ERIC Number: ED264450
Record Type: Non-Journal
Publication Date: 1985-Oct
Reference Count: N/A
How Older Americans Live: An Analysis of Census Data. An Information Paper Prepared for Use by the Special Committee on Aging. United States Senate, Ninety-Ninth Congress, First Session.
Congress of the U.S., Washington, DC. Senate Special Committee on Aging.
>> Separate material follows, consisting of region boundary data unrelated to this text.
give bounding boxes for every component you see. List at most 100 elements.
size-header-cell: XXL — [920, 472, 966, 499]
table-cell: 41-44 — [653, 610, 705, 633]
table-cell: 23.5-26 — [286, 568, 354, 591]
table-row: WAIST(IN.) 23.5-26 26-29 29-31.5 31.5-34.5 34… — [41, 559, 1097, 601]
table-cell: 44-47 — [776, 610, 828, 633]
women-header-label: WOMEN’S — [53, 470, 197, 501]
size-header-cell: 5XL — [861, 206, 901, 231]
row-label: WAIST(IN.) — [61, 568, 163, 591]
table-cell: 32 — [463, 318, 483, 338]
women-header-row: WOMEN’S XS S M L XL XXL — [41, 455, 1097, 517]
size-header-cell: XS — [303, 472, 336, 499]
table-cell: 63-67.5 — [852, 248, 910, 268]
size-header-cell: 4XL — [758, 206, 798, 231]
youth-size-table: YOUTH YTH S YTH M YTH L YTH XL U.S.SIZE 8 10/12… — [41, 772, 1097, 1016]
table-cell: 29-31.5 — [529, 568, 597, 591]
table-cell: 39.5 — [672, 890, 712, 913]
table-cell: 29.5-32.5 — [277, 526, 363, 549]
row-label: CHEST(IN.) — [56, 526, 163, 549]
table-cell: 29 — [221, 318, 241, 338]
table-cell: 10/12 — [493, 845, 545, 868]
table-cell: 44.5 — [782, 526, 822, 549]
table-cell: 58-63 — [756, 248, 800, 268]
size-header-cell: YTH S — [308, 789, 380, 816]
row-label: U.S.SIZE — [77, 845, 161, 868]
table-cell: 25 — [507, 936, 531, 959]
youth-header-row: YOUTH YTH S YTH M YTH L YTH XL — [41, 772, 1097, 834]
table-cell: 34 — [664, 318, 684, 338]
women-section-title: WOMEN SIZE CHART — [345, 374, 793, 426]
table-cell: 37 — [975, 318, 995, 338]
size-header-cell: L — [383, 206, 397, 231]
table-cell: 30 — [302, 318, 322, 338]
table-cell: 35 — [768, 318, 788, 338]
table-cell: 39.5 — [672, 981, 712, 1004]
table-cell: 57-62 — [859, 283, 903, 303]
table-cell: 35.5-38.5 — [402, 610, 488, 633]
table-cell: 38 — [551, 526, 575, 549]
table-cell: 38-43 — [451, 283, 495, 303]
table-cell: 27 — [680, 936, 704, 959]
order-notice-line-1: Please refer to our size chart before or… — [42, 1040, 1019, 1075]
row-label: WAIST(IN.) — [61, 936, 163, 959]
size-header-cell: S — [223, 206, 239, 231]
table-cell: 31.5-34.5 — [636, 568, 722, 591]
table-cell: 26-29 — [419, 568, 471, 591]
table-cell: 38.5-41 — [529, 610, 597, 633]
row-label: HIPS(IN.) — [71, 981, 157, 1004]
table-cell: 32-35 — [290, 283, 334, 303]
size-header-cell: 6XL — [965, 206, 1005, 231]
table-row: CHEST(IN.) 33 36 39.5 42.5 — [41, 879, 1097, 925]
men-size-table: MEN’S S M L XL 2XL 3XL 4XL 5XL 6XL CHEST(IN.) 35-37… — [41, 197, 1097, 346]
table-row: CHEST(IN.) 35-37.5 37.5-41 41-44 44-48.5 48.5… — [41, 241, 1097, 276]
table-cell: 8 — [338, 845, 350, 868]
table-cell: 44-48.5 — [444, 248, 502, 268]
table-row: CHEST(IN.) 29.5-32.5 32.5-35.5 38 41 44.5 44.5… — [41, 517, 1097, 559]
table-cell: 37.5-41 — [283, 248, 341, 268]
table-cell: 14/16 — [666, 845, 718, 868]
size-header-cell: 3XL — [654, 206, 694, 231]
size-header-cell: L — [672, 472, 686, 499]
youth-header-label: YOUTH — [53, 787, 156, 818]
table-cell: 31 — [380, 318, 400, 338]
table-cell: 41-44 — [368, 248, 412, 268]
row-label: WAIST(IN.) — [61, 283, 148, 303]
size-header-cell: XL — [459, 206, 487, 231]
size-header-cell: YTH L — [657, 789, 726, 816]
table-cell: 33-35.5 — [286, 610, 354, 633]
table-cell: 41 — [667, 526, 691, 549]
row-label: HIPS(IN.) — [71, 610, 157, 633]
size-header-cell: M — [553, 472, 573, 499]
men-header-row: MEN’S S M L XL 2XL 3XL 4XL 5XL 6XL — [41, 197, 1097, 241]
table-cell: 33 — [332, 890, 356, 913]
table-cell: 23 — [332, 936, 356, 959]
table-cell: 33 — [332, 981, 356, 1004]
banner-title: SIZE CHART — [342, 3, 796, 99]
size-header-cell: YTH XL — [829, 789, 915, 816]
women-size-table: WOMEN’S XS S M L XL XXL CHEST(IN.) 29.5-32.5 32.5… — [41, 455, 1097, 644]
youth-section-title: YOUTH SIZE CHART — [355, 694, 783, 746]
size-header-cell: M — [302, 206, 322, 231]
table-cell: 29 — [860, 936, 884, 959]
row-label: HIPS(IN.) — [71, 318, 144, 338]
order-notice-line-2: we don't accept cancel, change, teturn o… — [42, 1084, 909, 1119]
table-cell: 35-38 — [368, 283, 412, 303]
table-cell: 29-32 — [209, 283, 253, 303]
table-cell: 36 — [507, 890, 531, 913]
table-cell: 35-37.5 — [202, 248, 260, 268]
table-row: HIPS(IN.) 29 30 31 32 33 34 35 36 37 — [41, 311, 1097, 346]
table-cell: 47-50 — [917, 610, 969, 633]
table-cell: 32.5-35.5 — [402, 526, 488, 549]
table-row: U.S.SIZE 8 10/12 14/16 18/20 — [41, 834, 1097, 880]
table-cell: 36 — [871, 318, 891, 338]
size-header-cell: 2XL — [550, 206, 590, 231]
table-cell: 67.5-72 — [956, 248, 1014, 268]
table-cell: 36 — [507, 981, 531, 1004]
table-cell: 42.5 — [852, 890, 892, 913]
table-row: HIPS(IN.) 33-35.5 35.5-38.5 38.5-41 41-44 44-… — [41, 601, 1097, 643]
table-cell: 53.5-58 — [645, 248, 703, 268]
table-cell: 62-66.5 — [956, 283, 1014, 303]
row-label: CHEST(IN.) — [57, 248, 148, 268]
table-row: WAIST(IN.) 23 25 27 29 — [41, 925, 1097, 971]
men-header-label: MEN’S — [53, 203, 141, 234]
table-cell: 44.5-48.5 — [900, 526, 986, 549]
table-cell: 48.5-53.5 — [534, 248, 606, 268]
This document is an information paper prepared for the Senate Special Committee on Aging which analyzes 1980 census data on living conditions of older Americans. The analysis provides the following conclusions: (1) older women are more likely to be poor, widowed, and living alone than are older men; (3) labor force participation and median income decline with age; (4) only the oldest old (85 and older) live in old age homes in significant numbers; (5) with increasing age householders are increasingly likely to rent housing and to live alone; (6) older Americans spend a relatively high percentage of their income for housing; and (7) poverty rates for the elderly are lower than for the population as a whole. A statement by Senator John Heinz describes four implications of the analysis to be important to policy makers: significant subgroups of elderly do not have equity in their homes; housing expenses can be a burden for some older Americans, costing up to half of their incomes; many older persons do not have telephones; and subgroups of elderly differ greatly in economic well-being. Heinz's statement also noted the need for housing policy appropriate for the graying of America. Tables and figures of census data are included. An appendix contains information on problems associated with cohort succession data. (ABL)
Publication Type: Information Analyses; Legal/Legislative/Regulatory Materials
Education Level: N/A
Authoring Institution: Congress of the U.S., Washington, DC. Senate Special Committee on Aging.